--not here.. that.. away.. something.. not this.. something.. something..--
#1
usually the tension builds subtly on the verge of being seen.
peeping over the precipice, of that wee space in my chest.

I never really did quite put my finger on it, it's like picking up balled slime
the slithering feeling sneaks around leaking happiness ever so slowly.. and subtly.
I'm just never quiiite at that point.. I'm close! but there is there, not over here.
It's a shame really, I should apply more effort to digging up the little bastard
that hides like a small itch on an amputated limb.

In a bout of genius he disguises himself as me, and then slips under table my contentedness, mindfulness lost.
It's only on my sharper days that I see it wandering lazily, sowing little prickles in my mind.
"I cant be here", or "that would be nice", or "what should I be doing", "i'll go to the fridge".
These gnarly little stabs stop me sitting quietly for a period of time. Why I ask, won't you let me sit quietly and in peace?

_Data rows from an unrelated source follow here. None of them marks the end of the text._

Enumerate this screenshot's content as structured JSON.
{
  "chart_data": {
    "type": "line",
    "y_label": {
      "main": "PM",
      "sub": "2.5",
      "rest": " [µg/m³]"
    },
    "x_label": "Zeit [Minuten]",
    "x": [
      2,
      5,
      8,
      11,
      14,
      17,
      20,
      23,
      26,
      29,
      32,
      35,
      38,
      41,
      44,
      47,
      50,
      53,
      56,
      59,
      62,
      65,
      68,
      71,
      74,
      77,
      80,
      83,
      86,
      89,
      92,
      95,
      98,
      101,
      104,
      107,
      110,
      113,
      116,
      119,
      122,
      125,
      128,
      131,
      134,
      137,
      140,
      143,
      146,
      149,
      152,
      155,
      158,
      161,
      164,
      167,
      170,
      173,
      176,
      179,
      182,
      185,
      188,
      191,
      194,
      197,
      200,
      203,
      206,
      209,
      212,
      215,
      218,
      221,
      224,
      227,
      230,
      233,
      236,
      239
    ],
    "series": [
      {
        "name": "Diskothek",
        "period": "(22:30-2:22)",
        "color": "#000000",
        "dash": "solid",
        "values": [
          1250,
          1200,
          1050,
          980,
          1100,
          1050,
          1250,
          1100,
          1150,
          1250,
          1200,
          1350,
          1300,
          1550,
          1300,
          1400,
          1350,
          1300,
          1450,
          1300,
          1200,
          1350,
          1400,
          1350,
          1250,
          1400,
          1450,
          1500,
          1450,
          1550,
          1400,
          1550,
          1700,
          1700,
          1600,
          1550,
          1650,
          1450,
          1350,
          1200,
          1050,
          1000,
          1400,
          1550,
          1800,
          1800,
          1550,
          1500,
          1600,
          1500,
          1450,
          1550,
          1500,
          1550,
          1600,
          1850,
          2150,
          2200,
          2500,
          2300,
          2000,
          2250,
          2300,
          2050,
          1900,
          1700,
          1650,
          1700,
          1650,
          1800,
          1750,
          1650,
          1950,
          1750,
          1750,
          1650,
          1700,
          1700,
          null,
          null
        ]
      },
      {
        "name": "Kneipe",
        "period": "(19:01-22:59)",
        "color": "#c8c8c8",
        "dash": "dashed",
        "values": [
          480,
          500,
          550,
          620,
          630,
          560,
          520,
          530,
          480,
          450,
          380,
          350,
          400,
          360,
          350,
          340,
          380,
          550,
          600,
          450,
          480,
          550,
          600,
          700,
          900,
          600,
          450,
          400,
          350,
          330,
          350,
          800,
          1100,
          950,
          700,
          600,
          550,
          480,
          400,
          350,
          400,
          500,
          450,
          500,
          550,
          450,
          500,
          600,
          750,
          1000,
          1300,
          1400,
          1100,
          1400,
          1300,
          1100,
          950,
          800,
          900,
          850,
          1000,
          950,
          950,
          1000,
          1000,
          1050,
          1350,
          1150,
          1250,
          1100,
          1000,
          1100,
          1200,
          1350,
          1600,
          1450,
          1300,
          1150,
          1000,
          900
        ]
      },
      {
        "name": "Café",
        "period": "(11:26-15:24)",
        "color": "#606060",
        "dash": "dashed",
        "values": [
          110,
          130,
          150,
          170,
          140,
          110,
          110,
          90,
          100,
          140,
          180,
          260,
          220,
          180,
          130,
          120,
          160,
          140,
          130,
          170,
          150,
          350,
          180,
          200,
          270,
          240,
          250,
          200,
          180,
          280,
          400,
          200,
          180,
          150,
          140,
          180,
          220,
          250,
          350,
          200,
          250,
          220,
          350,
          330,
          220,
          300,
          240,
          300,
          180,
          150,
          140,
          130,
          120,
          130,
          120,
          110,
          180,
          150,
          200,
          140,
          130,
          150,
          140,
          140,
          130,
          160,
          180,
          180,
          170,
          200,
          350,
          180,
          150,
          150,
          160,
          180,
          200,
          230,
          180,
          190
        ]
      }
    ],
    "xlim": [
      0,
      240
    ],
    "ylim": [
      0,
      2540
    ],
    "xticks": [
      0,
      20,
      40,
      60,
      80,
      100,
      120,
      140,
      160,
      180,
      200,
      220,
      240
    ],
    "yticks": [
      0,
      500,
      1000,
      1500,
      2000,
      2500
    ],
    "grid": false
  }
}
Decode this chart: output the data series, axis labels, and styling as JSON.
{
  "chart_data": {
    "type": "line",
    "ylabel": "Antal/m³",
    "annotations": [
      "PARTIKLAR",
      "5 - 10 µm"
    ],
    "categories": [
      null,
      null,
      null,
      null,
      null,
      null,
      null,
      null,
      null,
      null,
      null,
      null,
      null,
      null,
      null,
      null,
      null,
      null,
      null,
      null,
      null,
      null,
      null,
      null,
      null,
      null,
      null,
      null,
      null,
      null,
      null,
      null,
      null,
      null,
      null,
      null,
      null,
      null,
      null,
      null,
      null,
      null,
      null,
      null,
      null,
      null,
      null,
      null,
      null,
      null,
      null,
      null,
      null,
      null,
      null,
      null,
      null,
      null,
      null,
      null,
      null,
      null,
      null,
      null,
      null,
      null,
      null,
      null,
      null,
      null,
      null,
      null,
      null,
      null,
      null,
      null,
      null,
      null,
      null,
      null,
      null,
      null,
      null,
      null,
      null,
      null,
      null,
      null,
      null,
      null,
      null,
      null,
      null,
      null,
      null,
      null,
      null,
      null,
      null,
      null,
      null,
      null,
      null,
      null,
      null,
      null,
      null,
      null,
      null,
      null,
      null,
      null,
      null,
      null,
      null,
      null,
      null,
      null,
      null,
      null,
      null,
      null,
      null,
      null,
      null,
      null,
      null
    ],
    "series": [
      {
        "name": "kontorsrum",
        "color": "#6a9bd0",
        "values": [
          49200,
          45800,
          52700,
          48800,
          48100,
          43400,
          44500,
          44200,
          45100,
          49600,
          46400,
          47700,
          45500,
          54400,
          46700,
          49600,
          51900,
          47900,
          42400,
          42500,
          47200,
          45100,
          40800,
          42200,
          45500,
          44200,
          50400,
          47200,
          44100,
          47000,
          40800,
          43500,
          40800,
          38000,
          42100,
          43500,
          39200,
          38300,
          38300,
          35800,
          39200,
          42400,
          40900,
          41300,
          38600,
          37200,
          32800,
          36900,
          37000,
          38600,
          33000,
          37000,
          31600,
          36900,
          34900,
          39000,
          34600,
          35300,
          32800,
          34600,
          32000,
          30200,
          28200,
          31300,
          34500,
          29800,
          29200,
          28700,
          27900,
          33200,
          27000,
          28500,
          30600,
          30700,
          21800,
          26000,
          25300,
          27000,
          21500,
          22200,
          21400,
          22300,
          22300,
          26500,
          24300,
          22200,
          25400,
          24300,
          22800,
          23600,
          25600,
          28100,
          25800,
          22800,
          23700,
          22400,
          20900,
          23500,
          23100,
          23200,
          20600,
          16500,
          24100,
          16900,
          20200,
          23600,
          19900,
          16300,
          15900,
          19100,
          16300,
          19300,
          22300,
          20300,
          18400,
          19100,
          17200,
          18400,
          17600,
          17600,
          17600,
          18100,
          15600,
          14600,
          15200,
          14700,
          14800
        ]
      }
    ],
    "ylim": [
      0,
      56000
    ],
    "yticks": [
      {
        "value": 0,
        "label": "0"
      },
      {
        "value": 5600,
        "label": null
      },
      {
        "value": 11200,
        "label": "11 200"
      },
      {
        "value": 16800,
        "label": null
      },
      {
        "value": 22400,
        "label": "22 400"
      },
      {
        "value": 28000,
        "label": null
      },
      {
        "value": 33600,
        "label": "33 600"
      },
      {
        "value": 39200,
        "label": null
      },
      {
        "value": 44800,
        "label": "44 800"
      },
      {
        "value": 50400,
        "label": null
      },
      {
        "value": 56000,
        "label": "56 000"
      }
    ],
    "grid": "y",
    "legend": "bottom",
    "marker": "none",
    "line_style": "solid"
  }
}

here nor there, this nor that,
sitting, lying, standing.
hungry, full but flavor yearning, overfull and drowsy.
understreched, over worked, bored, tired, grumpy.
too hot, too cold, too bright, too dark;
nothing's ever right for long.



I'm aware this needs a lot of work, it's a goddamn a mess really. But I'm here for the long haul with this poem as it really gnaws at me. (I'll probably just pick out a few bits and start again in the next few days).
If something happens and you can remedy it, Why worry?
And if something happens that you can't remedy, Still why worry?